It’s been almost three years since the tragic death of Roy Halladay who perished during a plane crash in 2017.
On Wednesday, it was reported that the Baseball Hall of Famer was doing extreme acrobatics and had high levels of amphetamines in his system when he lost control of his small plane and nosedived into Tampa Bay, a National Transportation Safety Board report issued Wednesday said.
“Halladay had amphetamine levels about 10 times therapeutic levels in his blood along with a high level of morphine and an anti-depressant that can impair judgment as he performed high-pitch climbs and steep turns, sometimes within 5 feet of the water, the report says about the Nov. 7, 2017, crash.
The maneuvers put loads of nearly two-times gravity on the plane, an Icon A5 — a light sport two-seat amphibious aircraft that Halladay had purchased a month earlier. On the last maneuver, Halladay entered a steep climb and his speed fell to about 85 miles per hour.
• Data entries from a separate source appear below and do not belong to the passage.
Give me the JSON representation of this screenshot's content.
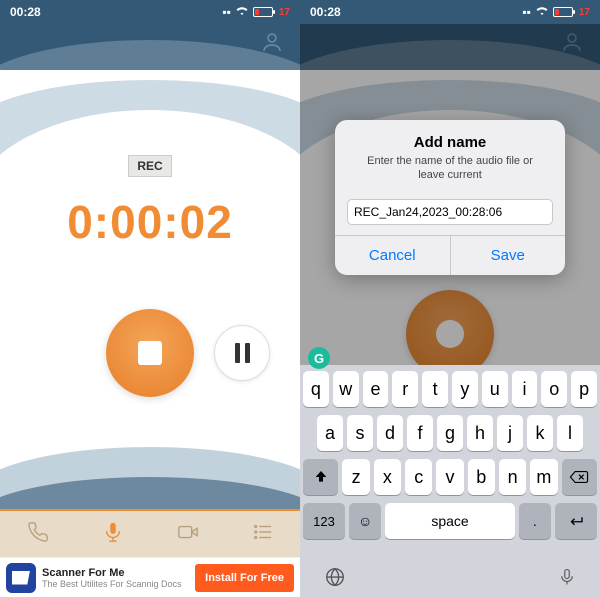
{
  "status": {
    "time": "00:28",
    "battery_pct": "17"
  },
  "left": {
    "rec_label": "REC",
    "timer": "0:00:02",
    "ad": {
      "title": "Scanner For Me",
      "subtitle": "The Best Utilites For Scannig Docs",
      "cta": "Install For Free"
    }
  },
  "right": {
    "alert": {
      "title": "Add name",
      "subtitle": "Enter the name of the audio file or leave current",
      "value": "REC_Jan24,2023_00:28:06",
      "cancel": "Cancel",
      "save": "Save"
    },
    "keyboard": {
      "row1": [
        "q",
        "w",
        "e",
        "r",
        "t",
        "y",
        "u",
        "i",
        "o",
        "p"
      ],
      "row2": [
        "a",
        "s",
        "d",
        "f",
        "g",
        "h",
        "j",
        "k",
        "l"
      ],
      "row3": [
        "z",
        "x",
        "c",
        "v",
        "b",
        "n",
        "m"
      ],
      "numkey": "123",
      "space": "space"
    }
  }
}
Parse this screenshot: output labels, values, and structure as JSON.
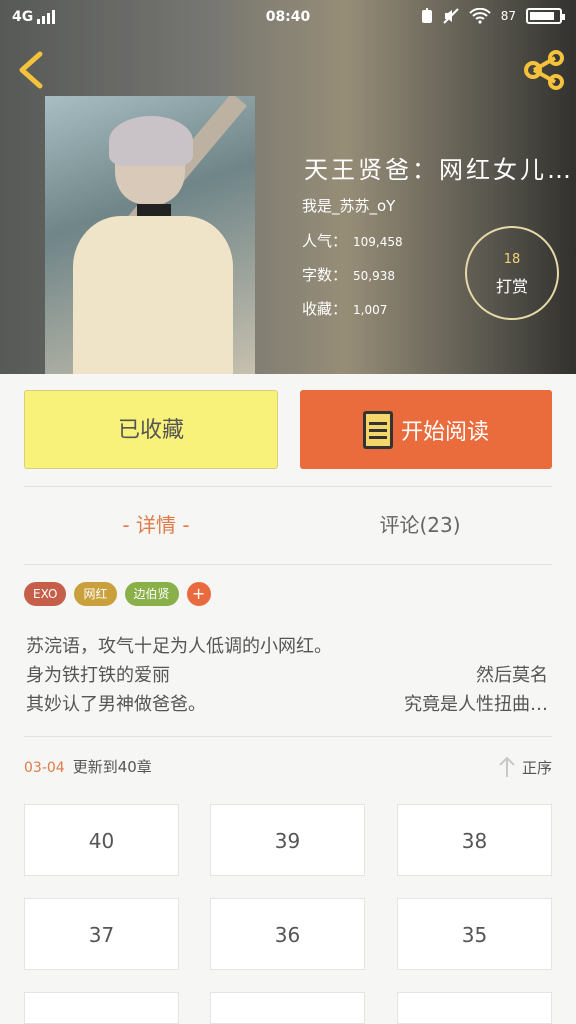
{
  "status_bar": {
    "network": "4G",
    "time": "08:40",
    "battery_pct": "87"
  },
  "book": {
    "title": "天王贤爸：网红女儿…",
    "author": "我是_苏苏_oY",
    "popularity_label": "人气：",
    "popularity": "109,458",
    "word_count_label": "字数：",
    "word_count": "50,938",
    "favorites_label": "收藏：",
    "favorites": "1,007"
  },
  "tip": {
    "count": "18",
    "label": "打赏"
  },
  "actions": {
    "collected_label": "已收藏",
    "read_label": "开始阅读"
  },
  "tabs": {
    "detail": "- 详情 -",
    "comments": "评论(23)"
  },
  "tags": [
    {
      "label": "EXO",
      "color": "#c65f4a"
    },
    {
      "label": "网红",
      "color": "#c9a03c"
    },
    {
      "label": "边伯贤",
      "color": "#8ab04a"
    }
  ],
  "tag_add": "+",
  "description": {
    "line1": "苏浣语，攻气十足为人低调的小网红。",
    "line2_left": "身为铁打铁的爱丽",
    "line2_right": "然后莫名",
    "line3_left": "其妙认了男神做爸爸。",
    "line3_right": "究竟是人性扭曲…"
  },
  "update": {
    "date": "03-04",
    "text": "更新到40章",
    "sort_label": "正序"
  },
  "chapters": [
    "40",
    "39",
    "38",
    "37",
    "36",
    "35"
  ],
  "icons": {
    "back": "chevron-left-icon",
    "share": "share-icon",
    "book": "book-icon",
    "sort": "arrow-up-icon"
  },
  "colors": {
    "accent": "#ea6b3c",
    "collected": "#f9f27a",
    "orange_text": "#e07a48"
  }
}
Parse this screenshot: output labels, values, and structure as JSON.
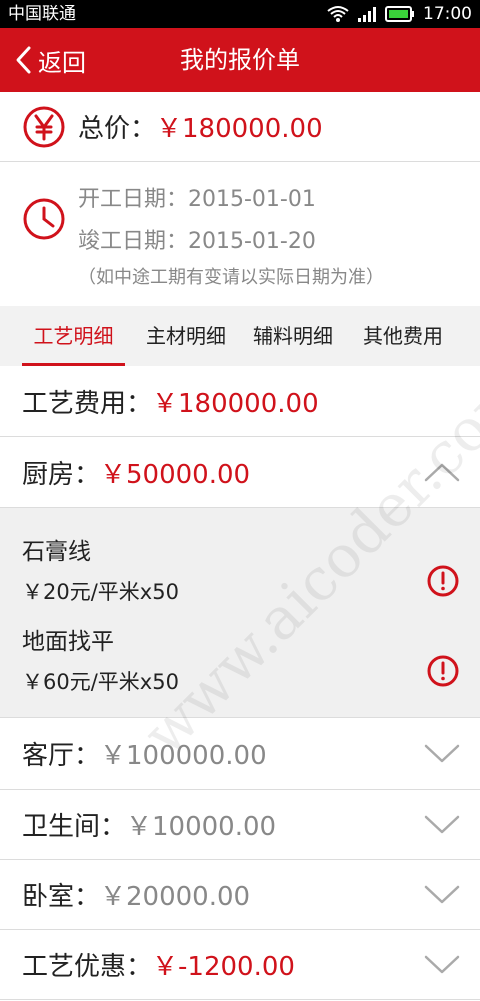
{
  "status_bar": {
    "carrier": "中国联通",
    "time": "17:00"
  },
  "nav": {
    "back_label": "返回",
    "title": "我的报价单"
  },
  "total": {
    "label": "总价：",
    "amount": "￥180000.00"
  },
  "dates": {
    "start": "开工日期：2015-01-01",
    "end": "竣工日期：2015-01-20",
    "note": "（如中途工期有变请以实际日期为准）"
  },
  "tabs": [
    {
      "label": "工艺明细",
      "active": true
    },
    {
      "label": "主材明细",
      "active": false
    },
    {
      "label": "辅料明细",
      "active": false
    },
    {
      "label": "其他费用",
      "active": false
    }
  ],
  "craft_fee": {
    "label": "工艺费用：",
    "amount": "￥180000.00"
  },
  "rooms": [
    {
      "label": "厨房：",
      "amount": "￥50000.00",
      "expanded": true
    },
    {
      "label": "客厅：",
      "amount": "￥100000.00",
      "expanded": false
    },
    {
      "label": "卫生间：",
      "amount": "￥10000.00",
      "expanded": false
    },
    {
      "label": "卧室：",
      "amount": "￥20000.00",
      "expanded": false
    }
  ],
  "kitchen_items": [
    {
      "name": "石膏线",
      "price": "￥20元/平米x50"
    },
    {
      "name": "地面找平",
      "price": "￥60元/平米x50"
    }
  ],
  "discount": {
    "label": "工艺优惠：",
    "amount": "￥-1200.00"
  },
  "watermark": "www.aicoder.com",
  "colors": {
    "brand_red": "#d0121b",
    "grey_text": "#888888"
  }
}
The propeller-driven plane went into a nosedive and smashed into the water.”
Roy Halladay’s dad told investigators that he was actually worried the abuse of prescription meds played a role in his son’s fatal plane crash. Halladay’s father told them Roy had “enrolled in an in-house detox program for an addiction to Lorazepam” a couple years prior to the accident.
The tests also came back positive for amphetamines.
Halladay’s dad further added Roy was suffering from anxiety and depression around the time of the accident.
“Flying the Icon A5 over the water is like flying a fighter jet!” Hallaway posted on social media on Oct. 31, 2017.
The report says the 40-year-old died of blunt force trauma and drowning.